А Махпейкер не спит до утра, вспоминая сон и беззвучно, одними губами, проговаривая то, что не успела там, под странным янтарным солнцем. По лицу ее текут слезы, но расплакаться в голос нельзя – подруги услышат.
Ни к чему оно. Им и без того расстройств много.
Валиде Сафие проводила взглядом спешащую куда-то троицу. В последнее время валиде пристрастилась к укромному балкончику, увитому виноградом и устеленному темно-синими подушками. Отсюда открывался прекрасный вид на небольшой, по меркам Топкапы, дворик с пальмами и фонтаном, где совсем еще юные девушки бегали друг за другом, играли в карты или мяч, а важные евнухи следили за ними, застыв безмолвными статуями.
Обычно дворик либо пустовал, либо использовался наставницами-калфа вместо одной из комнат для обучения: фонтан давал достаточно прохлады, а роскоши здесь, по гаремным стандартам, и вовсе не было: небольшая галерея укрывала от тени, но и только. Провинившиеся перед суровой калфа переходили учить свой нелегкий урок под палящие лучи солнца, а более послушным счастливицам дозволено было сидеть в тени. Евнухи скользили между девушками, разнося стаканы с ледяной водой и проверяя, чтобы никто из провинившихся не упал в обморок. Такое наказание – мелочь, во время учебы дозволяется многое, вплоть до самых настоящих пыток, если уж на то пошло. Но редко: ценные рабыни должны оставаться здоровыми и радующими глаз.
Кроме тех случаев, когда они вообще теряют право оставаться живыми. Такое тоже случается. Тоже редко, но…
…Но не будем об этом. Сегодня по случаю дня рождения Халиме-султан занятия были отменены. Гарем готовился к празднествам, которые планировалось начать с закатом солнца. Даже старая Рухшах, казалось, помолодела и носилась где-то, словно на крыльях, готовя место для валиде и в сотый раз объясняя, какие блюда следует подавать матери султана.

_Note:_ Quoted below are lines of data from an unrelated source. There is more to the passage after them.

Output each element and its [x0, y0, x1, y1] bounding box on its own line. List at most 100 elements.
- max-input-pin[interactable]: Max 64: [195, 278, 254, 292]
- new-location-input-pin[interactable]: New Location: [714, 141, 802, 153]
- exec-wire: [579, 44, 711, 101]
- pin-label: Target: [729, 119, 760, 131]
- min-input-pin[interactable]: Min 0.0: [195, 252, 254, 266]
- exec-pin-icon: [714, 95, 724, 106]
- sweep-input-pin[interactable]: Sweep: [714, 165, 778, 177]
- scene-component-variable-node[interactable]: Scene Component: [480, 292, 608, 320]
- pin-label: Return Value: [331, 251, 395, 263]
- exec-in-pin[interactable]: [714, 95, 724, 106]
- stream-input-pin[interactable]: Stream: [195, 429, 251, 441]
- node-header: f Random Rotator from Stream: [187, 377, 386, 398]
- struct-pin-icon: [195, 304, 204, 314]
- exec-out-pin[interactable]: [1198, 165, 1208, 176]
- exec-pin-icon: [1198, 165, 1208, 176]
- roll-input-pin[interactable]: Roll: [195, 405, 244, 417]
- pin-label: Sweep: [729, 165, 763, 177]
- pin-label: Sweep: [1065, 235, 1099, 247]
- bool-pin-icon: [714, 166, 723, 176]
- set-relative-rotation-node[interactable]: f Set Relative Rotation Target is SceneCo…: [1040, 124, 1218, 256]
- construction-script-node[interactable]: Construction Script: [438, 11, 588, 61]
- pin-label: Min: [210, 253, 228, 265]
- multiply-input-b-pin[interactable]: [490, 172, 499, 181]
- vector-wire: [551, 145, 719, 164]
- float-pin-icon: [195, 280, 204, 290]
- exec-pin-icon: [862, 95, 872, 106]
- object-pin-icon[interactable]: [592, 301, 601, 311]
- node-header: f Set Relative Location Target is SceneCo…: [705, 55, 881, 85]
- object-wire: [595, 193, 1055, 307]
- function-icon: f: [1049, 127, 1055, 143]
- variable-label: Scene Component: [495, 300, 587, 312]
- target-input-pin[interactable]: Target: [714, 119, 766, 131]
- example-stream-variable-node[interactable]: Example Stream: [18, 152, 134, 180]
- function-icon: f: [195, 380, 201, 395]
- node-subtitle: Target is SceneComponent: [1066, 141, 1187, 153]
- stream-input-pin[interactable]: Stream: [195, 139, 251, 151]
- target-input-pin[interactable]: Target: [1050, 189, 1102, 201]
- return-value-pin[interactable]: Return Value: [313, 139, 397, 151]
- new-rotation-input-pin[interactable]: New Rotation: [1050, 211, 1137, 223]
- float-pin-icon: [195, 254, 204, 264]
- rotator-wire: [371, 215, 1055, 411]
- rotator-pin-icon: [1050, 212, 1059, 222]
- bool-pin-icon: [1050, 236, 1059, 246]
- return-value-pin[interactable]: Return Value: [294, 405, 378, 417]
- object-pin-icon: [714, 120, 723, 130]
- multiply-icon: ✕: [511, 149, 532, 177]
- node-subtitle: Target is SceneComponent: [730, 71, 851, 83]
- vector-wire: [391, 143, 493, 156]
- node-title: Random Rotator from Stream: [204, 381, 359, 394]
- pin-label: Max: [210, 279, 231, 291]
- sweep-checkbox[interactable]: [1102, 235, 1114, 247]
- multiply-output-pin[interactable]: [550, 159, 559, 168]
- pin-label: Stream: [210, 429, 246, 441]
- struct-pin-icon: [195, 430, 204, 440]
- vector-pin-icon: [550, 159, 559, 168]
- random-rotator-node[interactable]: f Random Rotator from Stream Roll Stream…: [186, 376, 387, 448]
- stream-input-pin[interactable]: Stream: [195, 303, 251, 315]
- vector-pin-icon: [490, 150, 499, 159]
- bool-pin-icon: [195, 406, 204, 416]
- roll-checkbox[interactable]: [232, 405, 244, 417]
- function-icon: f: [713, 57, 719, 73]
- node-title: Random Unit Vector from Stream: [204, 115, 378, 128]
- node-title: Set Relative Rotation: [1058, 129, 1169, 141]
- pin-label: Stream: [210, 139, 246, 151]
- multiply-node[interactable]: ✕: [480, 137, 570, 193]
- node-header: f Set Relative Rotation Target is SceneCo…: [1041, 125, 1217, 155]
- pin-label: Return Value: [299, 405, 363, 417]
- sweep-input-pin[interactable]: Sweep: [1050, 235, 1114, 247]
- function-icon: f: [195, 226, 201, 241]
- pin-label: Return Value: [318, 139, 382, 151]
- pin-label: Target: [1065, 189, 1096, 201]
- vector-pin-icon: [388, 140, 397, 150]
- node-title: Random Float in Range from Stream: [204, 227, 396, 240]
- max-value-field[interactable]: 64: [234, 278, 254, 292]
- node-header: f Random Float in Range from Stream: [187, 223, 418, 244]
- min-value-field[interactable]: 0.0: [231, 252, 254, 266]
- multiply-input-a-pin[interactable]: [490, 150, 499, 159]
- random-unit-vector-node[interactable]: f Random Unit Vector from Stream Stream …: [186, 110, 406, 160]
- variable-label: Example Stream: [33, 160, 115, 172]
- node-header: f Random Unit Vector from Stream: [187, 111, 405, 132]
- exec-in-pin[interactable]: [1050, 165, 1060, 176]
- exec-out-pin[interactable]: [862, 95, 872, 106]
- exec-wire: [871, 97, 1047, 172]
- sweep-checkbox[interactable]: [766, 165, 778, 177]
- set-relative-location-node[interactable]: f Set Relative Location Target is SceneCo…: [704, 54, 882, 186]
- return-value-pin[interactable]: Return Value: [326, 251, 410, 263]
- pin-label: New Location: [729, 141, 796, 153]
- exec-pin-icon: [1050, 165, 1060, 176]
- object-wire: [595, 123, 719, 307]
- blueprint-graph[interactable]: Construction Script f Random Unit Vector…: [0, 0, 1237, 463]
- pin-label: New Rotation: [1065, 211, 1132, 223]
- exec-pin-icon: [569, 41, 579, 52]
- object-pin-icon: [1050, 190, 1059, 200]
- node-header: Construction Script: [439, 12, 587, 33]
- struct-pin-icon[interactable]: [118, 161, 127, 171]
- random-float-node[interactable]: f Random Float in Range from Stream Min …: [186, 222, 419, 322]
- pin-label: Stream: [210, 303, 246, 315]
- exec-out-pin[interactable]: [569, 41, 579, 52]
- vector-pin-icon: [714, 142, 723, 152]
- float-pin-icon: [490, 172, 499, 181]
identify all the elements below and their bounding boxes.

Сафие все устраивало. Если что-нибудь случится, Рухшах знает, где ее найти.
Конечно, в покоях валиде сейчас прохладней, чем здесь, на тесном балкончике, расположенном на солнечной стороне. Хоть он и продувается вечным гаремным сквозняком, но все-таки знойный воздух Истанбула слишком тяжел, слишком горяч… Другое дело – покои валиде, где толстые стены не пропускают зной, царящий снаружи, где высокие потолки заканчиваются куполами, на которых рвутся вверх выложенные разноцветными изразцовыми плитками фантастические деревья, дающие ощущение простора и света. Все в покоях валиде служит усладе глаз и предназначено оберегать от жары и холода, от нескромных взоров и злоязыких сплетен.

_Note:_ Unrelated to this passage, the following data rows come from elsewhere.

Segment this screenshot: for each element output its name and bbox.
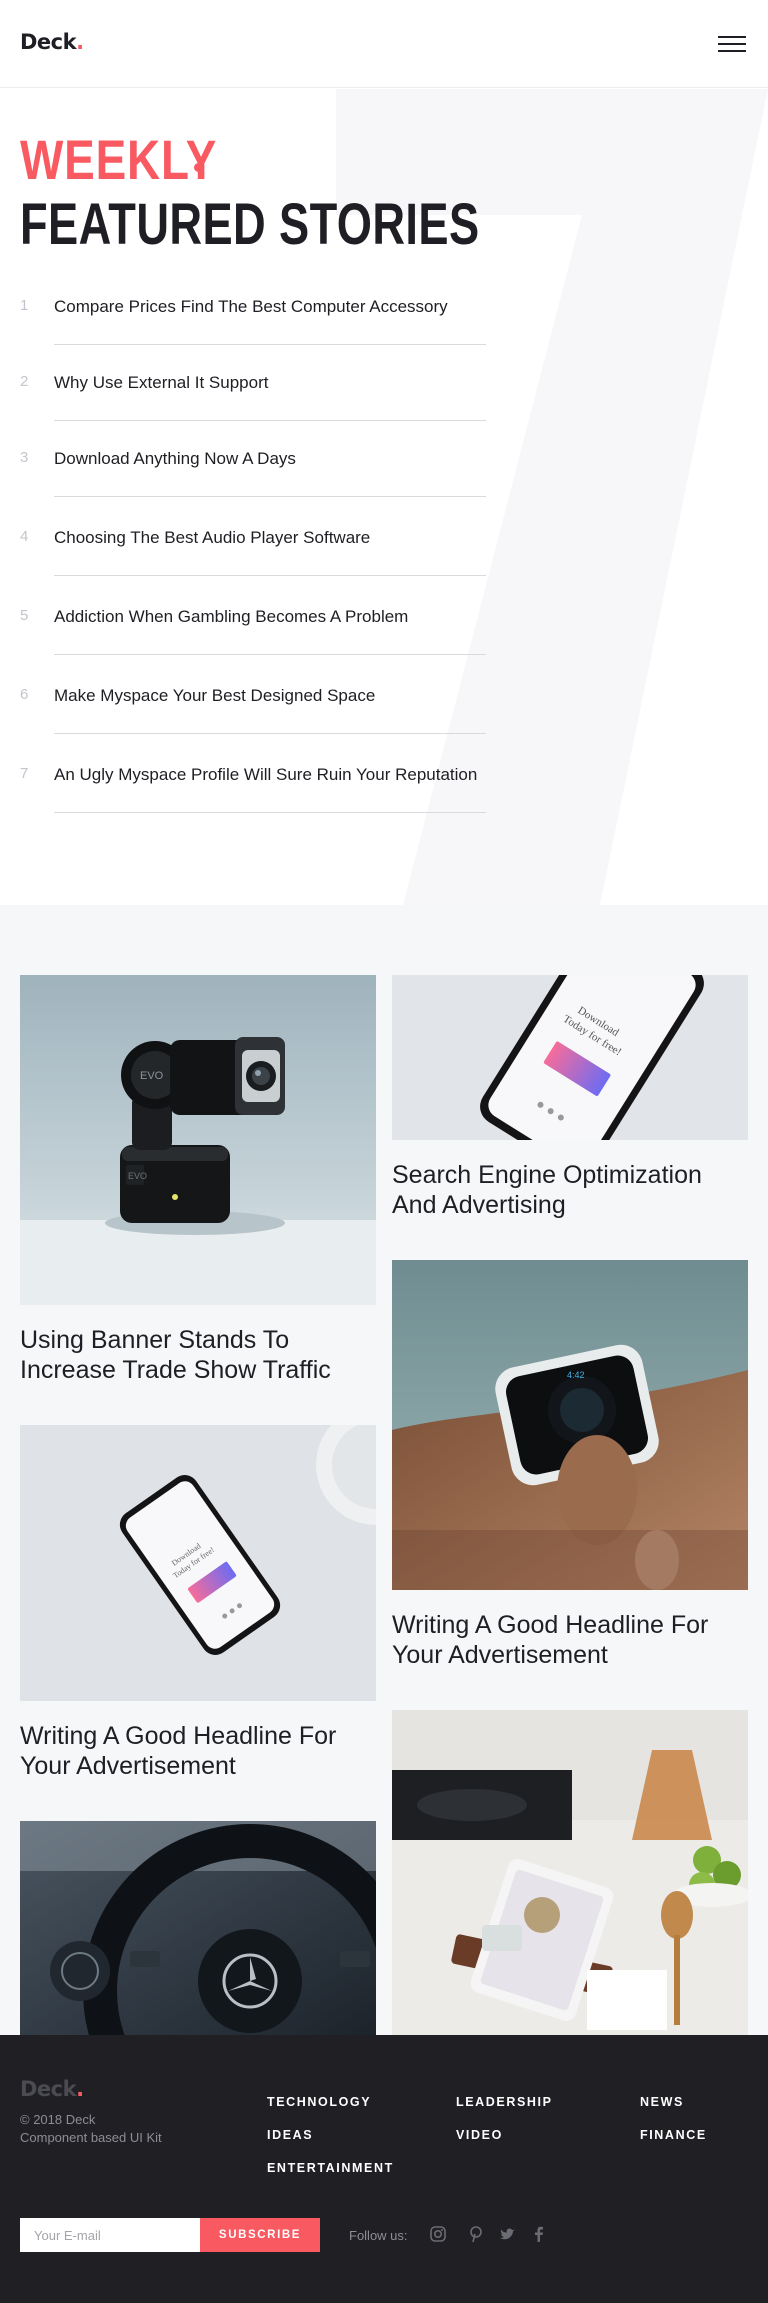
article-card[interactable]: 4:42 Writing A Good Headline For Your Ad… bbox=[392, 1260, 748, 1680]
tablet-kitchen-photo[interactable] bbox=[392, 1710, 748, 2035]
footer-link-finance[interactable]: FINANCE bbox=[640, 2128, 707, 2142]
story-item[interactable]: 5 Addiction When Gambling Becomes A Prob… bbox=[0, 599, 490, 678]
instagram-icon[interactable] bbox=[429, 2225, 447, 2243]
divider bbox=[54, 733, 486, 734]
car-steering-wheel-photo[interactable] bbox=[20, 1821, 376, 2035]
camera-brand-lower: EVO bbox=[128, 1171, 147, 1181]
footer-link-news[interactable]: NEWS bbox=[640, 2095, 684, 2109]
phone-download-photo[interactable]: Download Today for free! bbox=[392, 975, 748, 1140]
heading-weekly: WEEKLY bbox=[20, 128, 218, 191]
article-card[interactable] bbox=[392, 1710, 748, 2035]
article-grid: EVO EVO Using Banner Stands To Increase … bbox=[0, 905, 768, 2035]
footer-copyright: © 2018 Deck Component based UI Kit bbox=[20, 2111, 162, 2147]
follow-us-label: Follow us: bbox=[349, 2228, 408, 2243]
footer-logo-dot: . bbox=[76, 2077, 84, 2101]
heading-dot bbox=[194, 163, 203, 172]
story-number: 6 bbox=[20, 686, 29, 703]
story-title[interactable]: Download Anything Now A Days bbox=[54, 449, 296, 469]
gimbal-camera-photo[interactable]: EVO EVO bbox=[20, 975, 376, 1305]
story-number: 7 bbox=[20, 765, 29, 782]
heading-featured-stories: FEATURED STORIES bbox=[20, 192, 480, 257]
article-card[interactable]: Download Today for free! Search Engine O… bbox=[392, 975, 748, 1225]
divider bbox=[54, 654, 486, 655]
subscribe-button[interactable]: SUBSCRIBE bbox=[200, 2218, 320, 2252]
story-title[interactable]: Choosing The Best Audio Player Software bbox=[54, 528, 370, 548]
story-title[interactable]: Addiction When Gambling Becomes A Proble… bbox=[54, 607, 408, 627]
article-title[interactable]: Writing A Good Headline For Your Adverti… bbox=[20, 1721, 376, 1781]
copyright-text: © 2018 Deck bbox=[20, 2112, 96, 2127]
article-card[interactable] bbox=[20, 1821, 376, 2035]
story-item[interactable]: 3 Download Anything Now A Days bbox=[0, 441, 490, 520]
story-number: 2 bbox=[20, 373, 29, 390]
story-item[interactable]: 2 Why Use External It Support bbox=[0, 365, 490, 444]
footer-link-leadership[interactable]: LEADERSHIP bbox=[456, 2095, 553, 2109]
divider bbox=[54, 496, 486, 497]
twitter-icon[interactable] bbox=[499, 2225, 517, 2243]
story-title[interactable]: Compare Prices Find The Best Computer Ac… bbox=[54, 297, 448, 317]
logo-text: Deck bbox=[20, 30, 77, 54]
site-footer: Deck. © 2018 Deck Component based UI Kit… bbox=[0, 2035, 768, 2303]
pinterest-icon[interactable] bbox=[467, 2225, 485, 2243]
featured-stories-section: WEEKLY FEATURED STORIES 1 Compare Prices… bbox=[0, 89, 768, 905]
divider bbox=[54, 812, 486, 813]
article-title[interactable]: Writing A Good Headline For Your Adverti… bbox=[392, 1610, 748, 1670]
footer-logo[interactable]: Deck. bbox=[20, 2077, 84, 2101]
hamburger-menu-icon[interactable] bbox=[718, 34, 748, 54]
logo-dot: . bbox=[76, 30, 84, 54]
watch-time: 4:42 bbox=[567, 1370, 585, 1380]
email-input[interactable] bbox=[20, 2218, 200, 2252]
story-item[interactable]: 7 An Ugly Myspace Profile Will Sure Ruin… bbox=[0, 757, 490, 836]
story-title[interactable]: Why Use External It Support bbox=[54, 373, 268, 393]
story-item[interactable]: 1 Compare Prices Find The Best Computer … bbox=[0, 289, 490, 368]
story-item[interactable]: 4 Choosing The Best Audio Player Softwar… bbox=[0, 520, 490, 599]
footer-logo-text: Deck bbox=[20, 2077, 77, 2101]
story-number: 5 bbox=[20, 607, 29, 624]
footer-link-technology[interactable]: TECHNOLOGY bbox=[267, 2095, 371, 2109]
footer-link-video[interactable]: VIDEO bbox=[456, 2128, 503, 2142]
site-header: Deck. bbox=[0, 0, 768, 88]
divider bbox=[54, 420, 486, 421]
divider bbox=[54, 344, 486, 345]
story-title[interactable]: An Ugly Myspace Profile Will Sure Ruin Y… bbox=[54, 765, 477, 785]
facebook-icon[interactable] bbox=[530, 2225, 548, 2243]
footer-link-entertainment[interactable]: ENTERTAINMENT bbox=[267, 2161, 394, 2175]
phone-on-desk-photo[interactable]: Download Today for free! bbox=[20, 1425, 376, 1701]
article-title[interactable]: Using Banner Stands To Increase Trade Sh… bbox=[20, 1325, 376, 1385]
divider bbox=[54, 575, 486, 576]
story-title[interactable]: Make Myspace Your Best Designed Space bbox=[54, 686, 375, 706]
smartwatch-photo[interactable]: 4:42 bbox=[392, 1260, 748, 1590]
article-card[interactable]: Download Today for free! Writing A Good … bbox=[20, 1425, 376, 1785]
story-number: 1 bbox=[20, 297, 29, 314]
tagline-text: Component based UI Kit bbox=[20, 2130, 162, 2145]
article-title[interactable]: Search Engine Optimization And Advertisi… bbox=[392, 1160, 748, 1220]
logo[interactable]: Deck. bbox=[20, 30, 84, 54]
story-number: 3 bbox=[20, 449, 29, 466]
camera-brand-upper: EVO bbox=[140, 1070, 164, 1082]
article-card[interactable]: EVO EVO Using Banner Stands To Increase … bbox=[20, 975, 376, 1385]
footer-link-ideas[interactable]: IDEAS bbox=[267, 2128, 313, 2142]
story-item[interactable]: 6 Make Myspace Your Best Designed Space bbox=[0, 678, 490, 757]
story-number: 4 bbox=[20, 528, 29, 545]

Валиде Сафие особо нравились картины. Пускай ислам не дозволяет изображений людей и животных, но растения рисовать дозволяется, и огромный триптих, расположенный на одной из стен в покоях валиде, воистину самим своим существованием прославлял и Аллаха, и деяния его. На нем была изображена река, прихотливо извивающаяся меж поросшими деревьями берегами. На заднем плане неизвестный художник изобразил горы, снежные шапки которых напоминали высокие ослепительно-белые тюрбаны многомудрых улемов. Все это никак не походило ни на родные Сафие каналы Венеции, ни на одетые в камень берега протекающей по Истанбулу реки Алибейкёй. Природа казалась совершенно не тронутой человеческим вниманием, свободной и бесконечно прекрасной.

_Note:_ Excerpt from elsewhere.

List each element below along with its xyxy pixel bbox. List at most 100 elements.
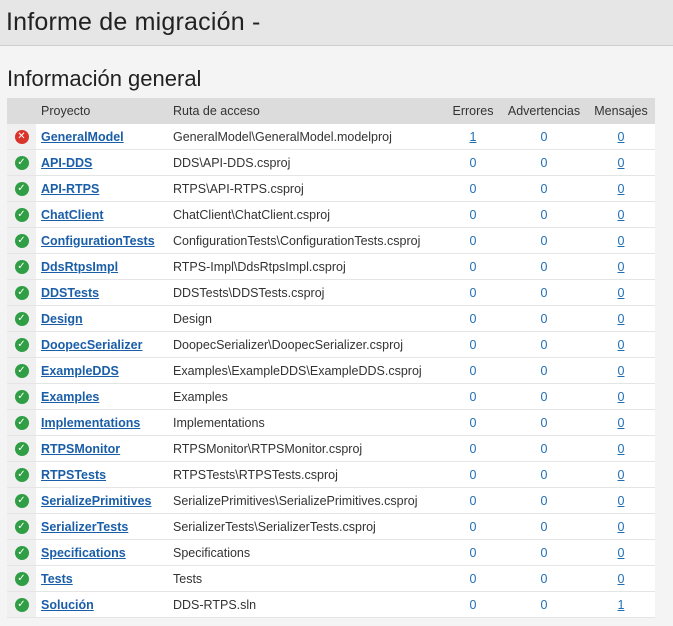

Да, в покоях Сафие было нынче хорошо. Но они выходили окнами на места, облюбованные для прогулок султанскими женами и икбал – «счастливицами», – женщинами, коих султан хоть раз в жизни одарил своим благосклонным вниманием. И в этом имелся свой резон. Валиде всегда обязана знать, чем дышит гарем, какие интриги плетут женщины, волей судеб вознесенные на вершину этого замкнутого мирка. Не случайно, ох, не случайно покои валиде располагались так, что даже к женам своим султан мог пройти только под бдительным оком матери. Так повелось еще со времен роксоланки Хюррем, и менять не раз доказавший свою пользу обычай валиде Сафие не собиралась.